Life on the Decks of Sunken Ships
Corals, fish, worms, algae, and sponges have settled on the sunken hulls of WWII Valor in the Pacific National Monument
Over 70 years ago the U.S.S. Arizona and the U.S.S. Utah were attacked and sunk in Pearl Harbor, Hawaii, taking the lives of hundreds of men with them.
Nature invariably finds a way to overcome even the most egregious of human follies. Today, over 45 species of marine organisms live and flourish on the hulls of the two ships, according to a survey conducted by scientists at the Hawaii Institute of Marine Biology.
Comparing the results of this 2011 study led by Dr. Steve Coles from the Hawaii Biological Survey of the Bishop Museum in Honolulu, HI with those of a similar study in 1986, suggests that substantial changes in the ocean life on both ships have occurred in the last 35 years.
Twenty-one species of fish were identified on the U.S.S. Arizona and 18 species on the U.S.S. Utah in 2010. The fishes on both vessels were dominated by two species of surgeonfish (Acanthurids), and by the sergeant major (A. abdominalis). Although similar numbers of fish species were found around the U.S.S. Arizona in 2010 as in the 1986 survey (25 species), only eight species were found in common between the two studies. This finding suggests that the composition of the fish community has changed substantially.
Where surfaces of both ships are not covered by silt or rubble, they support a rich assemblage of organisms dominated by sponges and worms. The Branchiomma sp. tubeworm was the most abundant organism reported on the U.S.S. Arizona in the 1986 survey, but it appeared to be less abundant in 2011. This finding suggests that lower organic particulate levels in Pearl Harbor water have diminished the food source for this organism that relies on suspension feeding.
The most significant finding of this study was the establishment of an apparently thriving community of hard corals on both vessels.

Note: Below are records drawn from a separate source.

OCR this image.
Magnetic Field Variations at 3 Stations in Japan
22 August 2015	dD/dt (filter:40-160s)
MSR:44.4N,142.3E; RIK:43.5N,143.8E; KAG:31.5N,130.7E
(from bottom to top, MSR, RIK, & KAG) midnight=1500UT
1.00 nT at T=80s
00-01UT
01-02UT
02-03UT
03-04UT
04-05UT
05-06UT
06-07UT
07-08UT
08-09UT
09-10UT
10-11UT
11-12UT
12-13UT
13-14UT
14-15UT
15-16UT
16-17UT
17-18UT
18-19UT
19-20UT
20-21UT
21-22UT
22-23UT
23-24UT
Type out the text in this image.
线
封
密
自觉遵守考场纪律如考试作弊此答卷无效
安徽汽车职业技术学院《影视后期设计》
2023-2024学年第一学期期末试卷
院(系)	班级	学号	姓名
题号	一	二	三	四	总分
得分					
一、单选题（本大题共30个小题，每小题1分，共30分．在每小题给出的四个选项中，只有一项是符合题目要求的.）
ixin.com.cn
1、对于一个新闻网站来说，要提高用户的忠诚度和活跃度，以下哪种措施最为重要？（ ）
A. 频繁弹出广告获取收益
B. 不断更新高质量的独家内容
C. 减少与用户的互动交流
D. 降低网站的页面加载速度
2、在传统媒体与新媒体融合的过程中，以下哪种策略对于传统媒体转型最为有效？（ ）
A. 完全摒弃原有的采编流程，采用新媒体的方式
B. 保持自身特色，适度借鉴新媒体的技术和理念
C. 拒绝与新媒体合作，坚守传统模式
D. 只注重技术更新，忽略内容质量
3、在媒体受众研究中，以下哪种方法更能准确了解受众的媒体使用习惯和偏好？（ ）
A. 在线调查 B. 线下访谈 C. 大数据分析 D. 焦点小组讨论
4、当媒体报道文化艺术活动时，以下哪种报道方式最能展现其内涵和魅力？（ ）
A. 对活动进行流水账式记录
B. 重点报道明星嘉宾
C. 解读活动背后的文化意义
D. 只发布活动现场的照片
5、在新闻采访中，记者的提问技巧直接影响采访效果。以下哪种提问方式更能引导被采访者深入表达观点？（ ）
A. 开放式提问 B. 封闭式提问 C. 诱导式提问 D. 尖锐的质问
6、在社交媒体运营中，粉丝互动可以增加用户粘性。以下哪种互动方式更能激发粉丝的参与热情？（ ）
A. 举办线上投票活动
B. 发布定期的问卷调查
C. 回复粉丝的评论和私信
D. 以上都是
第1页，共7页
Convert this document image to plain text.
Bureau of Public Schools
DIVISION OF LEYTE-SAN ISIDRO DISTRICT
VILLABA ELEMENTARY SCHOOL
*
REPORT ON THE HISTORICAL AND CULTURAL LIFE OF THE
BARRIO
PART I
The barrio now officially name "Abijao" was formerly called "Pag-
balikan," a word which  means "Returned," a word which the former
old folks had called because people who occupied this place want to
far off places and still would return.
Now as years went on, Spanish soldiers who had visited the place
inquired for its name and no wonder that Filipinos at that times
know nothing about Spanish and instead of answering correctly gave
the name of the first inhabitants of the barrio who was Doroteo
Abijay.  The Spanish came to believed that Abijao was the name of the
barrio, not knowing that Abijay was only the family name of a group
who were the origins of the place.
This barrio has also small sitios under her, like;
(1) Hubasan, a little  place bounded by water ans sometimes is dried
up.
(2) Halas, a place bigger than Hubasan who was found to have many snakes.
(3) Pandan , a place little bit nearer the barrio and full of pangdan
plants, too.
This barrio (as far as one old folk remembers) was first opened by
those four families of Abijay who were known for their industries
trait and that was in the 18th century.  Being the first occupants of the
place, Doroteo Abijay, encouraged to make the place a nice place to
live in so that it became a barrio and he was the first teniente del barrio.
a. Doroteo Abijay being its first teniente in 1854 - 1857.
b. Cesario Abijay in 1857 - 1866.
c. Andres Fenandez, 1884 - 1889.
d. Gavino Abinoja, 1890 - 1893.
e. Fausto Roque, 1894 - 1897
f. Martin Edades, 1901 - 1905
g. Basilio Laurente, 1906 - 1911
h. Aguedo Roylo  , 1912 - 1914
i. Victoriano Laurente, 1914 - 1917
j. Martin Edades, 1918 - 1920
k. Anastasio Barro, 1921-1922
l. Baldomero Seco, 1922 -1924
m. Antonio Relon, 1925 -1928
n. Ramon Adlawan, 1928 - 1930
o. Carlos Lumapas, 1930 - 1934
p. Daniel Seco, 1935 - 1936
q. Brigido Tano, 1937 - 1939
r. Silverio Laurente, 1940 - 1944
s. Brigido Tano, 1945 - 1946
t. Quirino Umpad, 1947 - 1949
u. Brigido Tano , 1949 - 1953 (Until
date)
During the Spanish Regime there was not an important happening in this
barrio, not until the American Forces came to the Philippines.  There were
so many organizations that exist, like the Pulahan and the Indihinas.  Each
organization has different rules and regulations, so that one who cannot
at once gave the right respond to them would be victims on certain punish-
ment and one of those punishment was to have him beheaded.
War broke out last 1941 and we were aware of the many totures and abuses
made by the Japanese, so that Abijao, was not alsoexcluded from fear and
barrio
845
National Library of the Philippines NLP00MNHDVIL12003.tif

They are dominated by Pocillopora damicornis and Leptastrea purpurea, and include a few large colonies of Porites compressa and Porites lobata.
Over 635 total corals were counted and measured on the U.S.S. Arizona and 60 corals on the U.S.S. Utah, most of them occurring on deck areas but also along the ships’ sides. Interestingly, no corals were reported on the U.S.S. Arizona in the 1986 survey or elsewhere in a comprehensive survey of Pearl Harbor conducted from 1971-73. It is likely that this recent coral growth is a positive response to the improved water quality and clarity that has been achieved in Pearl Harbor in the last 30 years.
At the present rates of coral accumulation it is possible that large sections of the U.S.S. Arizona and the U.S.S. Utah may become encased in coral. This may require a decision of whether to allow coral accumulation to progress, or to selectively remove coral to maintain the structural integrity of these historic ships.